The launch of Green Public Procurement (GPP) in Bhutan is a strategic approach to scale up the public demand to procure environmentally and socially preferable goods, services, infrastructure, and to bring sustainability logic into the consumption and production habits in Bhutan.
According to the European Commission, GPP is defined as “a process whereby public authorities seek to procure goods, services and works with a reduced environmental impact throughout their life cycle when compared to good services and works with the same primary function that would otherwise be procured.”
GPP in Bhutan provides a cross-cutting industrial strategy to support the development priorities in Bhutan along the vision of Gross National Happiness.
The project was initiated since the government public procurement of goods, works, and services in 2012-2013 accounted for 60-70% of the National Budget, which is 35 % of Gross Domestic Product. Comparing the fiscal years 2006 to 2007 and 2012 to 2013, both the current and capital expenditure has more than doubled. It was found that it will be a huge opportunity to integrate environmental and social considerations into these very large volumes of public expenditure to incrementally promote sustainable consumption and production in Bhutan.
The project also noted that the GPP leadership by government can, in turn, encourage private consumption of sustainable products and if implementation process is carefully and strategically done, the sustainable goods are not necessarily more expensive than their traditional alternatives.
During the launch the GPP project in Thimphu on August 21, the Program Leader, Public Procurement and Infrastructure Finance, International Institute for Sustainable Development, Oshani Perera said the project can be adjusted to suit the Bhutanese society and make it successful. Defining green economy, she said, “Use green stuff to make green stuff and produce green stuff waste.”
Gracing the event, the Finance Minister, Lyonpo Namgay Dorji, said Bhutan faces challenges in preserving the culture as the country spends millions in procuring the goods and services and in preserving the environment. He said the project would help address such issues.
The GPP Bhutan project team aims to implement the Bhutanese practices which will enable the procurement cycle to be used as a driver of green growth by increasing the
positive environmental, social and economic multipliers of public consumption, providing an incentive for sustainable production among suppliers, particularly cottage or micro industries, small and medium enterprises, and build demand and supply capacities to write and respond to GPP tenders. It will also provide strong signals for the market to provide more sustainable products at affordable prices and also encourage private consumption of sustainable products.
GPP would also be able to address the corruption in the procurement with definite common national guidelines showing transparency and support the SMEs to produce locally meeting self-reliance.

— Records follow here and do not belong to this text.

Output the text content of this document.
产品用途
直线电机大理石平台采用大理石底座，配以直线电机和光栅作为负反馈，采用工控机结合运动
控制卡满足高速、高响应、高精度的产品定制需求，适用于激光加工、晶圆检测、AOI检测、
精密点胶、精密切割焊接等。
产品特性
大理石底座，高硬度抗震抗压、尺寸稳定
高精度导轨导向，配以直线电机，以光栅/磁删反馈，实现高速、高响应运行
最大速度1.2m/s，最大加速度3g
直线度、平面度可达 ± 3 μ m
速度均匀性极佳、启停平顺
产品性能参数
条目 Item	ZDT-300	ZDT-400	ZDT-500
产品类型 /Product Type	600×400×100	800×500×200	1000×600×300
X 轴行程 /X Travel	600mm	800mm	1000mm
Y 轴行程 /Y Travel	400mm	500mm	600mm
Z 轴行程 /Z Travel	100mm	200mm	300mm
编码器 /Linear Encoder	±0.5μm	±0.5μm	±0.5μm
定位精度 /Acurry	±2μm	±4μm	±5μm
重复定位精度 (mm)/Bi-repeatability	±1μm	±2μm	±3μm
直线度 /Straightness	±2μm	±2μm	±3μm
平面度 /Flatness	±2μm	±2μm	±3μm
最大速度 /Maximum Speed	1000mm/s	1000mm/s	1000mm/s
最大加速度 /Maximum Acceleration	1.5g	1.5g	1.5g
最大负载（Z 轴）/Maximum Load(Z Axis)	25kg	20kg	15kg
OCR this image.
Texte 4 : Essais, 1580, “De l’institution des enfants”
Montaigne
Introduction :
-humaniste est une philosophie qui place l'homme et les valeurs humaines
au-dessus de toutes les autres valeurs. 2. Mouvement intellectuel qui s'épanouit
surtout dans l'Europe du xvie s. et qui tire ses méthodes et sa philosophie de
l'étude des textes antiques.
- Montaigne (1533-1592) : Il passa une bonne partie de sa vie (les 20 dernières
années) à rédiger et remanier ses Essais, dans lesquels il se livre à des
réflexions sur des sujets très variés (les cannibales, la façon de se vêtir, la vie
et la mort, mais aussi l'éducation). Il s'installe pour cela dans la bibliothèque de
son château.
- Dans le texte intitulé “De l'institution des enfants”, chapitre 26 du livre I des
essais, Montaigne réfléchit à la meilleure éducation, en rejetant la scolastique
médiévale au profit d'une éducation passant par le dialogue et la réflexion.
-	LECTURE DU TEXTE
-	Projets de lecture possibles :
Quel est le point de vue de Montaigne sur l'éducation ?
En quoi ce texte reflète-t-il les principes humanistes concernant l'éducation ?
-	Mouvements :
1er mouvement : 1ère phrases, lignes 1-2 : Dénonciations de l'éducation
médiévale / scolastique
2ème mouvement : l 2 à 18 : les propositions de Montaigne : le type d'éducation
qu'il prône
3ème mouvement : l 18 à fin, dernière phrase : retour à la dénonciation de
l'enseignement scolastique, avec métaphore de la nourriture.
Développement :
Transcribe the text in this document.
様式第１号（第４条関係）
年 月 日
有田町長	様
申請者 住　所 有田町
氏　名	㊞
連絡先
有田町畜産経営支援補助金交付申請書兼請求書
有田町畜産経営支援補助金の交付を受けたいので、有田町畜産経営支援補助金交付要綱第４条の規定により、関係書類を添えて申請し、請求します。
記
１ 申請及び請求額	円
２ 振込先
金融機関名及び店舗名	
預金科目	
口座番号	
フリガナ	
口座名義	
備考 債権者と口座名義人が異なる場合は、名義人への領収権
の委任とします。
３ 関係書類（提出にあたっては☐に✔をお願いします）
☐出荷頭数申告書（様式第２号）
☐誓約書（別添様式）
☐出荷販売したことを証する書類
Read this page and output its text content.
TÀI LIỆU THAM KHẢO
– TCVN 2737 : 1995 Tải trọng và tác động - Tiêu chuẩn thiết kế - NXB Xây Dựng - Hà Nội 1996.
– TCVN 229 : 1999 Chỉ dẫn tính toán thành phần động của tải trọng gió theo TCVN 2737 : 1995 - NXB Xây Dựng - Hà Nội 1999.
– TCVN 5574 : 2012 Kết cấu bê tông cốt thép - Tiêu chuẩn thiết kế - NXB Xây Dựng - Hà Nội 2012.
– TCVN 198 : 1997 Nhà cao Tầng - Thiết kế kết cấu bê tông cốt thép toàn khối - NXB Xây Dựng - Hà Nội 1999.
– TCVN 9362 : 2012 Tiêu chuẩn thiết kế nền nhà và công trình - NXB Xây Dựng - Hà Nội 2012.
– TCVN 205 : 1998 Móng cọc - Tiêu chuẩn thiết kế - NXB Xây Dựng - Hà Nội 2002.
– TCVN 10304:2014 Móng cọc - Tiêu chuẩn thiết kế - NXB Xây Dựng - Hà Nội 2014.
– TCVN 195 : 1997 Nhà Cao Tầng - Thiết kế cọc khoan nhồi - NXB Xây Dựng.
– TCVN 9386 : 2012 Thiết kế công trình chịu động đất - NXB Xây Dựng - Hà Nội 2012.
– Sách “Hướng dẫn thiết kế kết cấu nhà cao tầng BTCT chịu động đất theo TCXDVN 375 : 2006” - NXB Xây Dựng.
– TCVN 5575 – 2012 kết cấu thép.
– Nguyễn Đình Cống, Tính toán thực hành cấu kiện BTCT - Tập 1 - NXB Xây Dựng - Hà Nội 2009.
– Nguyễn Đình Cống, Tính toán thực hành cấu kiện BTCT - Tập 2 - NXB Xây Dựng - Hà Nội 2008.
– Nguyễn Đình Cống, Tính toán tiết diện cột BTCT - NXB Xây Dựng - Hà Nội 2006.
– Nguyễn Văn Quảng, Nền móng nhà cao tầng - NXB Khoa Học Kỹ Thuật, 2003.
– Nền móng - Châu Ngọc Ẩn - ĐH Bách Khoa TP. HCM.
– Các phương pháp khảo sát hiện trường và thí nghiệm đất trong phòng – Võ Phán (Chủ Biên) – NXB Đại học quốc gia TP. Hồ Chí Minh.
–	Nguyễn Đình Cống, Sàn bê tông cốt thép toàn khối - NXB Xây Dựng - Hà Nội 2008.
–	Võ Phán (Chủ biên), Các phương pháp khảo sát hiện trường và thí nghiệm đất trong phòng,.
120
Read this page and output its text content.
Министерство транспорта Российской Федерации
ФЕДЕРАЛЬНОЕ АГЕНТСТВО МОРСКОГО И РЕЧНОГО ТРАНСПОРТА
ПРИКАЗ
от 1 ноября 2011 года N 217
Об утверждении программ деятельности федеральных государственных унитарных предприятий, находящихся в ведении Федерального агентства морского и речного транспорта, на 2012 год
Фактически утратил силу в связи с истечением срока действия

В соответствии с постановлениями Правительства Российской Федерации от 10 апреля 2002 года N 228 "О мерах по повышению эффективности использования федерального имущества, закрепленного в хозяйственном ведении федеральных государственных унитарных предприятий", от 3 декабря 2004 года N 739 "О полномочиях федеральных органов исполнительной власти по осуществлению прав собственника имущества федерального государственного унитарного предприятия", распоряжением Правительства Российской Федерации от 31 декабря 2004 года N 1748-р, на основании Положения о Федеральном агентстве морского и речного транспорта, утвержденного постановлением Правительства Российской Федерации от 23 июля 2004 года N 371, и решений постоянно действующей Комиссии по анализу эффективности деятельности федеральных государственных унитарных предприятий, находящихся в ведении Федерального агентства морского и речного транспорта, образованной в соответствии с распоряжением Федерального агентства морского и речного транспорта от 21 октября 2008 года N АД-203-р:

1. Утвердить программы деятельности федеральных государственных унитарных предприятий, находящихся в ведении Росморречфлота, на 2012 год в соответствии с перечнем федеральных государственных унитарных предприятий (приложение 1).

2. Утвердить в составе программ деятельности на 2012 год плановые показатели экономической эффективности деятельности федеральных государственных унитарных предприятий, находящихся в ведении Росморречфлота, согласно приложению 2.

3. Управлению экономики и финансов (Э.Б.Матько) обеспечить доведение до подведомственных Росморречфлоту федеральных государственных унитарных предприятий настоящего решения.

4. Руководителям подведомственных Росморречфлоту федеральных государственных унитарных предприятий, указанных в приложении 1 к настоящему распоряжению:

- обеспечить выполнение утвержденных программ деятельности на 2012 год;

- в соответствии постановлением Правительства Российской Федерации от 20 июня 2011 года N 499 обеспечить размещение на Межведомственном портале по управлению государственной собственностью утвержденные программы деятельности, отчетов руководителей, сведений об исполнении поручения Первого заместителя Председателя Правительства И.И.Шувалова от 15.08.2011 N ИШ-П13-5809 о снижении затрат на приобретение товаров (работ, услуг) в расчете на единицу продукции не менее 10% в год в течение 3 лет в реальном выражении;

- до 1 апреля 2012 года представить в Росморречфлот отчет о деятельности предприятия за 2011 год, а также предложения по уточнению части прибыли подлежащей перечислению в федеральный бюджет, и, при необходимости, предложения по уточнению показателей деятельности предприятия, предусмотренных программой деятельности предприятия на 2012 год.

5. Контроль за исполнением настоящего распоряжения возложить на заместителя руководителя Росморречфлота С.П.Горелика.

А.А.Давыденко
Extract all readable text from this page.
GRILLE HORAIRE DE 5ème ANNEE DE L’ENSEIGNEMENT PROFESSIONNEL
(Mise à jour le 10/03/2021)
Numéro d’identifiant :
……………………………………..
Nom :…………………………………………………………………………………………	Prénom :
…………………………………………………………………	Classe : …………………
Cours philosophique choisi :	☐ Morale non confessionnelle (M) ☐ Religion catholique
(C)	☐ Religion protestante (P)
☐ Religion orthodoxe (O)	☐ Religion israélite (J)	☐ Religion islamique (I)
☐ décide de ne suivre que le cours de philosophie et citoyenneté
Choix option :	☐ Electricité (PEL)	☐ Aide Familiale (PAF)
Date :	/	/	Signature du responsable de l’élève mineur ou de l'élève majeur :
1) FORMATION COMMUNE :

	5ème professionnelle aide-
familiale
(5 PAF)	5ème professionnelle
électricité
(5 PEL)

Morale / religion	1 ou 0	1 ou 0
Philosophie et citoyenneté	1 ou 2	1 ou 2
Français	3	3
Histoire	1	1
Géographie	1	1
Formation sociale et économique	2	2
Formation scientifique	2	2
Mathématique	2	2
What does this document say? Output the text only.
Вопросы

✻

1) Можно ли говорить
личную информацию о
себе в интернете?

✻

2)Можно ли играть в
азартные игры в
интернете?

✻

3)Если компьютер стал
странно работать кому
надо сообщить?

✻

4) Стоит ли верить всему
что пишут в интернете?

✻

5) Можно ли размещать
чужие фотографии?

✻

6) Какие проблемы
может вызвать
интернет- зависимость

It will also help in environmental conservation as it will mitigate waste and reduce the pollution.
However, there are challenges in implementing GPP due to the lack of
explicit GPP legal, policy, and regulatory framework, lack of adequate knowledge and capacity, budgetary constraints in the immediate term and shortage of supply of green/sustainable goods and services.
The team recognized that such challenges can be handled with the right procurement policies, laws, and guidelines, providing education and capacity building on GPP, supporting producers and suppliers of green products and services, advocacy and public awareness as well as absorbing the extra cost of green in the initial implementation stages.
In regards to the implementation plan, the discussions were also carried out to encourage the government to buy goods and services in sustainable manner and having an effective mechanism in monitoring and evaluation on the project progress.